CityNews – The Toyota Motor Corporation is rethinking further investment plans in Thailand (of up to 20 billion baht) because of the ceaseless political turmoil in the country’s capital. The Japanese car manufacturers are warning that if the unpopular political situation persists, they will consider reducing their current investment in the country.
The seriousness of this threat is backed up by the numbers: in 2013, Toyota produced around 850,000 cars in Thailand, with 445,000 being sold domestically and 430,000 being exported. The plan is to sell and export a similar amount in 2014, and increase its annual production capacity by 200,000 vehicles over the next four years. The enthusiasim for that plan now seems to be dwindling in the face of Thailand’s unfavourable political climate.

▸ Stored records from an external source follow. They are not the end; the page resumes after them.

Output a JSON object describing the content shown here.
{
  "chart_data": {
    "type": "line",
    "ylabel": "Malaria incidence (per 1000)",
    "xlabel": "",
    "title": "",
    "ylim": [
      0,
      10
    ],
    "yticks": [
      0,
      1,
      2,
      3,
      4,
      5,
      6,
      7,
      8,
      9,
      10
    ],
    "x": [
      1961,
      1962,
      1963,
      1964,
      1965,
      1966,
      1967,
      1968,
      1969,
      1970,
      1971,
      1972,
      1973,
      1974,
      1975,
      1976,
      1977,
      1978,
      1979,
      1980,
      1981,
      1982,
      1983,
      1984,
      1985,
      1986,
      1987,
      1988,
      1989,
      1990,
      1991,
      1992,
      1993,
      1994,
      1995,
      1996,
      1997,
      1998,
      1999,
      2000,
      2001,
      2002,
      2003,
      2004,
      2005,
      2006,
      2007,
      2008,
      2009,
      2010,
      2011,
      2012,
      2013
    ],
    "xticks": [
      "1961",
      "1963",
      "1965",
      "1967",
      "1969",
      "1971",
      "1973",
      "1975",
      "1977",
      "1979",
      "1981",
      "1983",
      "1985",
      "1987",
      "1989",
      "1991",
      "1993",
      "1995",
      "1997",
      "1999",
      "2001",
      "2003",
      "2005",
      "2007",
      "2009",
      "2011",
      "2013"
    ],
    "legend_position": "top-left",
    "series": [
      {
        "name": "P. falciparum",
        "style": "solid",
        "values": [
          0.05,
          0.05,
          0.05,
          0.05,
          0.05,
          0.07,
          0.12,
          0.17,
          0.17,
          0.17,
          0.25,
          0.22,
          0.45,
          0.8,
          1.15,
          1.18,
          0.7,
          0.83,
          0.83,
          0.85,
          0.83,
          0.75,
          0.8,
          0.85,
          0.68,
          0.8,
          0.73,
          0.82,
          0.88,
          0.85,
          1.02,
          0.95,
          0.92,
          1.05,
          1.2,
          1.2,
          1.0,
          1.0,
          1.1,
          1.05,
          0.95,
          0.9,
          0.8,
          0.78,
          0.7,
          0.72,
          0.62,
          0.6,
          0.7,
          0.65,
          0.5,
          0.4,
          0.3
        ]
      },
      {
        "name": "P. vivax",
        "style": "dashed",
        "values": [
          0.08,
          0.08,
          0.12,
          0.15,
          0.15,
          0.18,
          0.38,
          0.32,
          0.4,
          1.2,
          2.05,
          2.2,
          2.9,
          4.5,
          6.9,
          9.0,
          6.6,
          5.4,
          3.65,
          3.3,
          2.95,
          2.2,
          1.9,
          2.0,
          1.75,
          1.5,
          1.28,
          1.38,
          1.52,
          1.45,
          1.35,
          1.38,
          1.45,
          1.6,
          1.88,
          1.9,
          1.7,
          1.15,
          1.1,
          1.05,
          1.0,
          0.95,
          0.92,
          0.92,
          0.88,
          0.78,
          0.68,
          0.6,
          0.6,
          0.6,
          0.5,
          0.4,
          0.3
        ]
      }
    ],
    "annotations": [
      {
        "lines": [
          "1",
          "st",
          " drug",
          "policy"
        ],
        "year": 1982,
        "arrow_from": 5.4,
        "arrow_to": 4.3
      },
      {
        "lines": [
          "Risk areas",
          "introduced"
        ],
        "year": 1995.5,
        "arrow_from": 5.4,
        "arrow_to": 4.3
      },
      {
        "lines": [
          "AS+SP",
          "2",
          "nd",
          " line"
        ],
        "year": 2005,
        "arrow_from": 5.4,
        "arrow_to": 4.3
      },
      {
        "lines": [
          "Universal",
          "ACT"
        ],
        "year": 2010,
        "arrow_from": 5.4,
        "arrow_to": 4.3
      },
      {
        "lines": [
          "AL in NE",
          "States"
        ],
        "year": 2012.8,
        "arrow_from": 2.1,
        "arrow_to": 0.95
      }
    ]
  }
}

Other big motor corporations like Honda, Ford and General Motors all choose to operate in Thailand due to its central location in Southeast Asia, robust supply chain and great tax incentives. Toyota is the largest car manufacturer in the country, with Japanese car makers controlling around 80% of the Thai car market.
The auto-manufacturing industry is Thailand’s third largest industry, accounting for over 10% of annual GDP. With a yearly output of nearly 2.5 million vehicles, Thailand is the largest car manufacturer in Southeast Asia, and the ninth largest in the world.
To further put the alarming message into perspective, Toyota makes 1 in 10 of its cars in Thailand, and about half of all cars made in Thailand are exported overseas.